Tra i più vivaci ed entusiasti utilizzatori del glossario epidemiologico figurano gli Assessori Regionali alla Sanità, che lo hanno trasformato spesso in vernacolo epidemiologico adattandolo a modo loro alle esigenze locali. Se la situazione non fosse drammatica si potrebbe fare una sorta di edizione speciale di “Mai dire coronavirus” con gli assessori che parlano di indice Rt o litigano con gli indici ed i relativi numeri durante le conferenze stampa. Quando gli indici addirittura non se li inventano.
 
Allora uno si chiede, ma gli epidemiologi in quelle Regioni dove sono finiti?

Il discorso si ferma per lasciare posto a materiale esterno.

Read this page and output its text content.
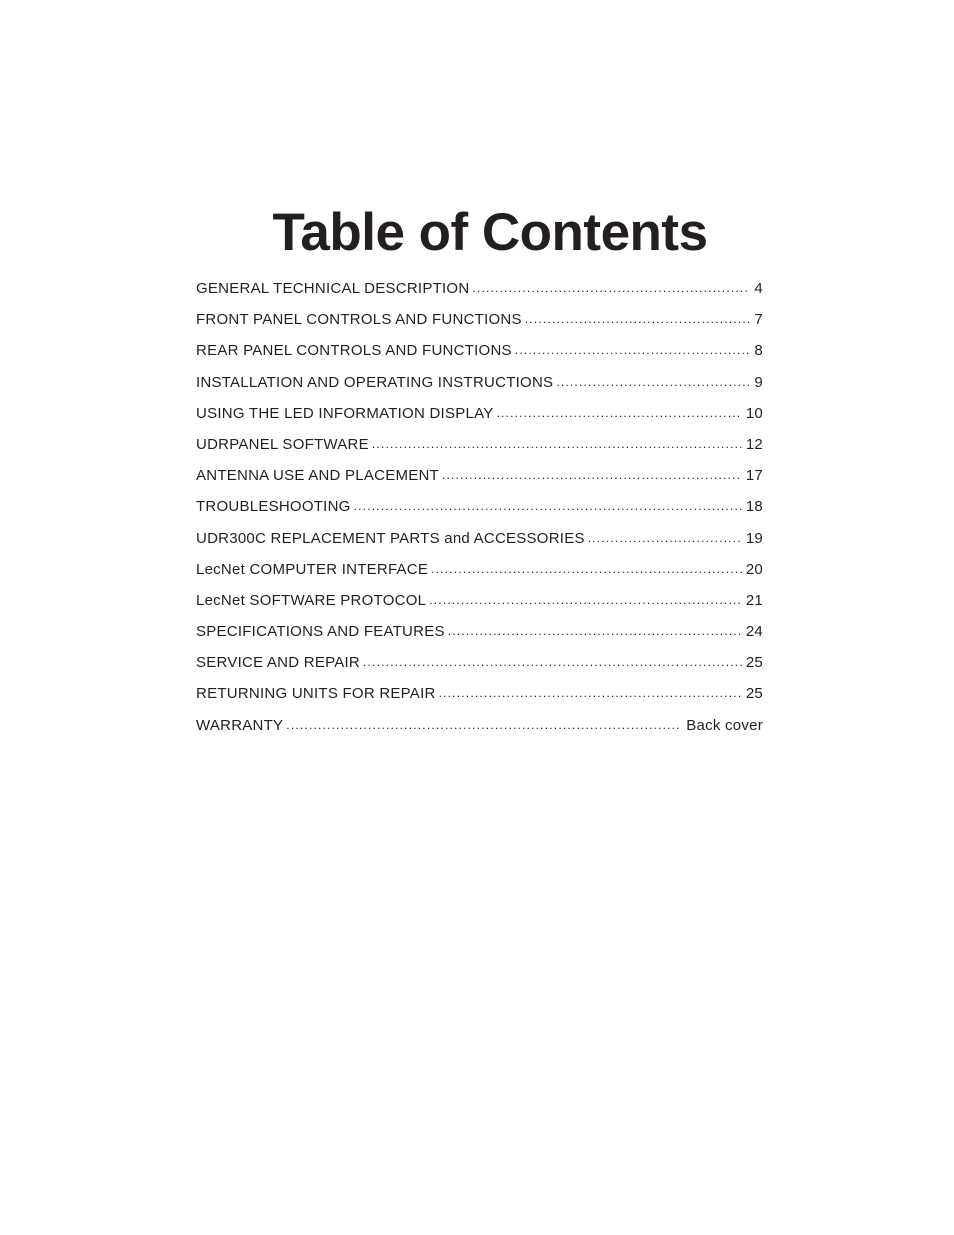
Table of Contents
GENERAL TECHNICAL DESCRIPTION .....	4
FRONT PANEL CONTROLS AND FUNCTIONS .....	7
REAR PANEL CONTROLS AND FUNCTIONS .....	8
INSTALLATION AND OPERATING INSTRUCTIONS .....	9
USING THE LED INFORMATION DISPLAY .....	10
UDRPANEL SOFTWARE .....	12
ANTENNA USE AND PLACEMENT .....	17
TROUBLESHOOTING .....	18
UDR300C REPLACEMENT PARTS and ACCESSORIES .....	19
LecNet COMPUTER INTERFACE .....	20
LecNet SOFTWARE PROTOCOL .....	21
SPECIFICATIONS AND FEATURES .....	24
SERVICE AND REPAIR .....	25
RETURNING UNITS FOR REPAIR .....	25
WARRANTY .....	Back cover
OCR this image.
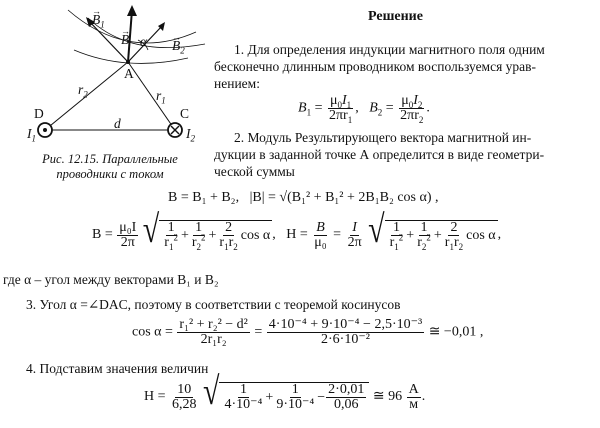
→ $B_1$
→ B α
→ $B_2$
A
$r_2$	$r_1$
D	C
d
$I_1$	$I_2$
Рис. 12.15. Параллельные
проводники с током
Решение
1. Для определения индукции магнитного поля одним
бесконечно длинным проводником воспользуемся урав-
нением:
$B_1 = \frac{\mu_0I_1}{2\pi r_1}$ ,   $B_2 = \frac{\mu_0I_2}{2\pi r_2}$ .
2. Модуль Результирующего вектора магнитной ин-
дукции в заданной точке А определится в виде геометри-
ческой суммы
B = B₁ + B₂, |B| = √(B₁² + B₁² + 2B₁B₂ cos α) ,
$B = \frac{\text{μ₀I}}{2\pi}$
√ $\frac{1}{r_1^2} + \frac{1}{r_2^2} + \frac{2}{r_1r_2}$ cos α ,   $H = \frac{B}{\text{μ₀}} = \frac{I}{2\pi}$
√ $\frac{1}{r_1^2} + \frac{1}{r_2^2} + \frac{2}{r_1r_2}$ cos α ,
где α – угол между векторами B₁ и B₂
3. Угол α =∠DAC, поэтому в соответствии с теоремой косинусов
$\cos \alpha = \frac{\text{r₁² + r₂² − d²}}{\text{2r₁r₂}} = \frac{\text{4·10⁻⁴ + 9·10⁻⁴ − 2,5·10⁻³}}{\text{2·6·10⁻²}}$ ≅ −0,01 ,
4. Подставим значения величин
$H = \frac{10}{6,28}$
√ $\frac{1}{\text{4·10⁻⁴}} + \frac{1}{\text{9·10⁻⁴}} - \frac{2\cdot 0,01}{0,06}$ ≅ $96 \frac{А}{м}$ .
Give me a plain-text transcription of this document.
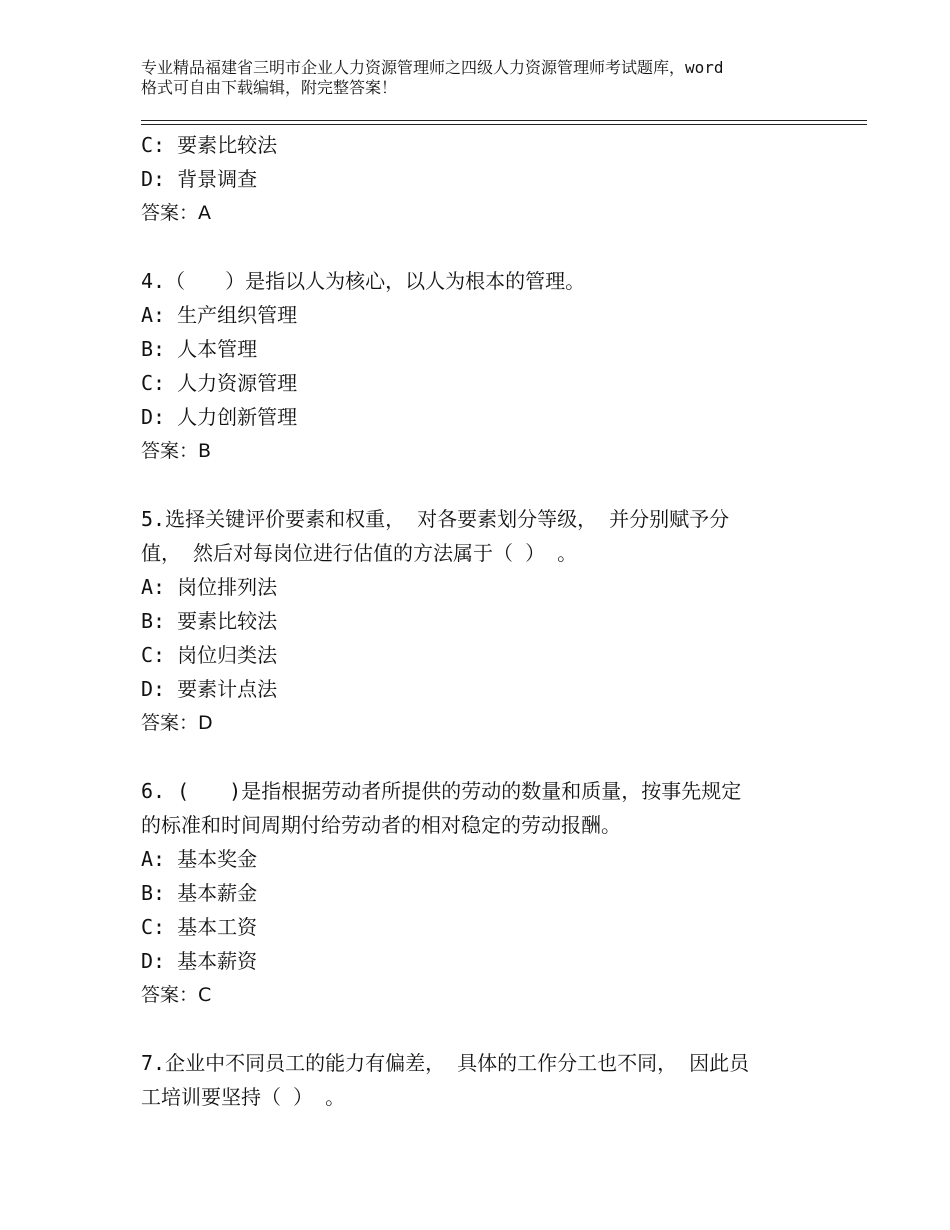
专业精品福建省三明市企业人力资源管理师之四级人力资源管理师考试题库，word
格式可自由下载编辑，附完整答案！
C: 要素比较法
D: 背景调查
答案：A
4.（　　）是指以人为核心，以人为根本的管理。
A: 生产组织管理
B: 人本管理
C: 人力资源管理
D: 人力创新管理
答案：B
5.选择关键评价要素和权重， 对各要素划分等级， 并分别赋予分
值， 然后对每岗位进行估值的方法属于（ ） 。
A: 岗位排列法
B: 要素比较法
C: 岗位归类法
D: 要素计点法
答案：D
6. (　　)是指根据劳动者所提供的劳动的数量和质量，按事先规定
的标准和时间周期付给劳动者的相对稳定的劳动报酬。
A: 基本奖金
B: 基本薪金
C: 基本工资
D: 基本薪资
答案：C
7.企业中不同员工的能力有偏差， 具体的工作分工也不同， 因此员
工培训要坚持（ ） 。
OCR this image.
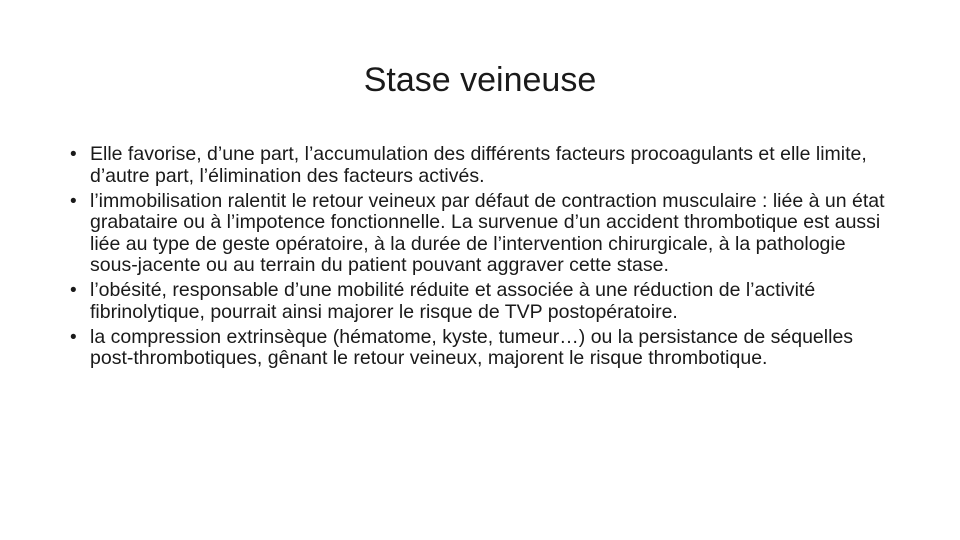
Stase veineuse
• Elle favorise, d’une part, l’accumulation des différents facteurs procoagulants et elle limite, d’autre part, l’élimination des facteurs activés.
• l’immobilisation ralentit le retour veineux par défaut de contraction musculaire : liée à un état grabataire ou à l’impotence fonctionnelle. La survenue d’un accident thrombotique est aussi liée au type de geste opératoire, à la durée de l’intervention chirurgicale, à la pathologie sous-jacente ou au terrain du patient pouvant aggraver cette stase.
• l’obésité, responsable d’une mobilité réduite et associée à une réduction de l’activité fibrinolytique, pourrait ainsi majorer le risque de TVP postopératoire.
• la compression extrinsèque (hématome, kyste, tumeur…) ou la persistance de séquelles post-thrombotiques, gênant le retour veineux, majorent le risque thrombotique.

E, soprattutto, come sono organizzati? A parte i contributi sul piano della ricerca, in Italia sul piano personale molti epidemiologi “veri” stanno dando un importante contributo al dibattito sulla gestione della pandemia anche sui media, così come l’AIE sta promuovendo importanti iniziative culturali attraverso seminari, pubblicazioni e documenti pubblici per migliorare ad esempio il sistema di indicatori di monitoraggio della epidemia o per rendere più accessibili i dati epidemiologici a fini di analisi, ricerca e proposta. Quelli di cui non si sente però quasi mai la voce sono gli epidemiologi delle Regioni, spesso sostituiti dagli epidemiologi del Presidente o dell’Assessore quando non rappresentati dai Presidenti e dagli Assessori stessi.
 
Qui su QS alcuni giorni fa Donato Greco   ricordava i primi 40 anni del Bollettino Epidemiologico Nazionale con queste parole “Quarant’anni fa, dopo il terremoto in Irpinia, nacque il BEN (Bollettino Epidemiologico Nazionale): un bollettino settimanale, poi mensile, al servizio dell’Epidemiologia italiana che lo ha usato in maniera intensa quale mezzo di comunicazione e successivamente ne ha fatto un rilevante strumento didattico, ma che ha sempre costituito una risorsa per un confronto sistematico tra pari. Ha dato infatti spazio e voce al grande popolo di operatori della sanità pubblica italiana non necessariamente avvezzi alla lettura delle riviste scientifiche internazionali. “
 
E qui torniamo all’inizio di questa lettera: contemporaneamente al Bollettino nasceva con quel Corso poi seguito da molti altri con gli stessi destinatari (i rappresentanti delle Regioni) in forma purtroppo non del tutto istituzionalizzata una sorta di Rete Epidemiologica Nazionale. Che purtroppo nel tempo si è “disciolta” pur dando alla epidemiologia la possibilità in alcune realtà regionali di strutturarsi in modo significativo ed autorevole. E invece c’è oggi la esigenza di (ri)costruirla questa rete, ripartendo da alcune positive esperienze del passato proprio  in tema di eventi pandemici, come ricordato proprio da Stefania Salmaso
 
Mi sembra strano che nel momento in cui con la pandemia sono venuti fuori tutti i problemi di un eccessivo regionalismo nella gestione di un evento pandemico, sia proprio la bozza del Piano Pandemico Nazionale a dimenticarsi della Rete Epidemiologica Nazionale.